Por essa e outras razões, a pintura se situa em um plano, desmerecendo essas outras formas de expressão artística.

















SERÁ ARTE? O QUE SERÁ?

Uma revista brasileira não especializada em arte, mas em assuntos para mulheres, traz uma pequena reportagem: “Arte sob Encomenda”, na qual relata experiências economicamente bem sucedidas de grafiteiros pintando paredes interiores, substituindo quadros, em hotéis e residências, inclusive fora do Brasil. São pinturas, na maioria figurativas, algumas misturando figurativo com abstrato, no estilo grafite.
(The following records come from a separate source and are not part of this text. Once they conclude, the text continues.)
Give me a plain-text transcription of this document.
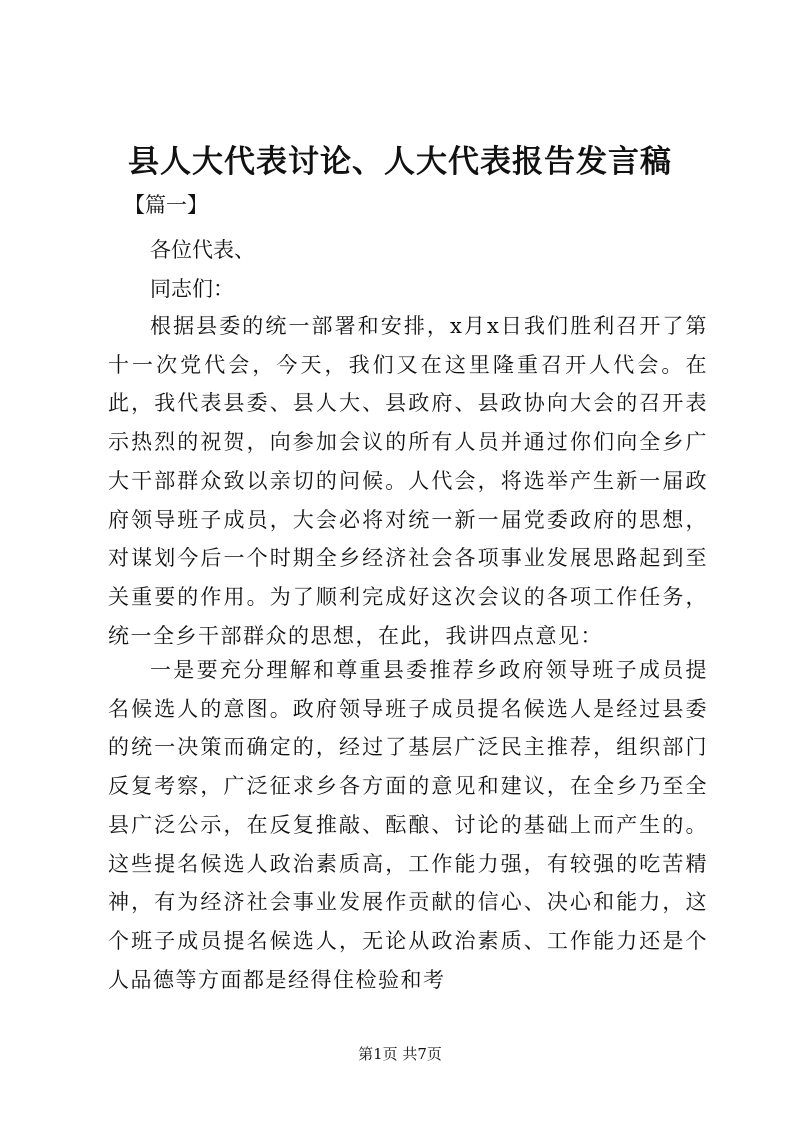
县人大代表讨论、人大代表报告发言稿

【篇一】

各位代表、

同志们：

根据县委的统一部署和安排，x月x日我们胜利召开了第十一次党代会，今天，我们又在这里隆重召开人代会。在此，我代表县委、县人大、县政府、县政协向大会的召开表示热烈的祝贺，向参加会议的所有人员并通过你们向全乡广大干部群众致以亲切的问候。人代会，将选举产生新一届政府领导班子成员，大会必将对统一新一届党委政府的思想，对谋划今后一个时期全乡经济社会各项事业发展思路起到至关重要的作用。为了顺利完成好这次会议的各项工作任务，统一全乡干部群众的思想，在此，我讲四点意见：

一是要充分理解和尊重县委推荐乡政府领导班子成员提名候选人的意图。政府领导班子成员提名候选人是经过县委的统一决策而确定的，经过了基层广泛民主推荐，组织部门反复考察，广泛征求乡各方面的意见和建议，在全乡乃至全县广泛公示，在反复推敲、酝酿、讨论的基础上而产生的。这些提名候选人政治素质高，工作能力强，有较强的吃苦精神，有为经济社会事业发展作贡献的信心、决心和能力，这个班子成员提名候选人，无论从政治素质、工作能力还是个人品德等方面都是经得住检验和考

第1页 共7页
A mão de qualquer um apreciador de arte pegaria logo o cabo do carimbo com a tendência de afixá-lo com o termo modismo. Mas há algumas características que chamam a atenção na descrição da jornalista: “esses grafiteiros, com sucesso internacional, têm telas expostas em galerias de arte e trouxeram sua experiência da rua, lá onde a pintura se desmancha ou apaga pelas intempéries do tempo”.
Nas paredes interiores, essa pintura se desgasta, também, com o passar do tempo, pelo cansaço de sua presença, com a possível postura efêmera de sua proposta e é apagada, propositalmente, para que seja colocada outra, como um artesanato com outro modelo e finalidade. Os murais e pinturas de parede, simplesmente, vêm desde Roma, mas auferiam o cunho de obras de arte e, até hoje, são admiradas dessa forma. Não há a eventualidade e a agilidade dos tempos atuais, quando se consegue vislumbrar a genialidade do artista, sua especificidade como arte, não importa qual o suporte artístico que foi utilizado. Sair da arte de rua parece sair de uma escola para uma pintura de grandes dimensões, de prevalência figurativa, para que todos a entendam, com traço específico e uma forma “berrante”, com cores quentes e condiz muito com os jovens que trabalham com arte, que, segundo a reportagem, são os maiores compradores da “parede com desenho pintado” ou site specific, como é conhecida nos meios artísticos.
É uma “arte” feita por encomenda, de vez que o artista estuda o local e se prende a suas características, para produzir seu trabalho. Diferente do que acontece com o artista e sua tela ou seu muro, quando há o exercício de uma liberdade total para criar, mesmo que ele, também, estude a tela em branco, “namore”, embora haja arte em tela por encomenda.
O que é importante fixar e entender é que esse tipo de trabalho, nas paredes interiores de moradias ou lugares públicos, é mais uma busca de um caminho para o futuro da arte pictórica e possui algo próprio, definido, incomum, principalmente nos trabalhos abstratos. O fato de estar na parede ou na tela se traduz em uma simples questão de suporte.
Na pintura virtual, há telas em LCD que a pessoa enfia um chip e aparece o quadro pintado pelo artista em seu computador, ou aparece uma seqüência de quadros que ficam na parede, não necessitando da tela tradicional de lona. E isso já existe.
Apregoar essa tendência do site specific, como modismo, pode ser perigoso, porque depende da qualidade da arte e dos novos pontos de apreciação que lhe são acrescentados. Isso o futuro nos dirá.
O que é incontestável é que o estilo grafite vem se tornando uma marca própria de um período, como este início de milênio, não só pelo fato de entrar para as galerias de arte. O cinema animação vem adotando essas características, seja no futurismo do roteiro ou nas histórias mais convencionais. Essa aceitação do grande público e do grupo dos entendidos vem fixando um fazer artístico que deixou de ser marginal.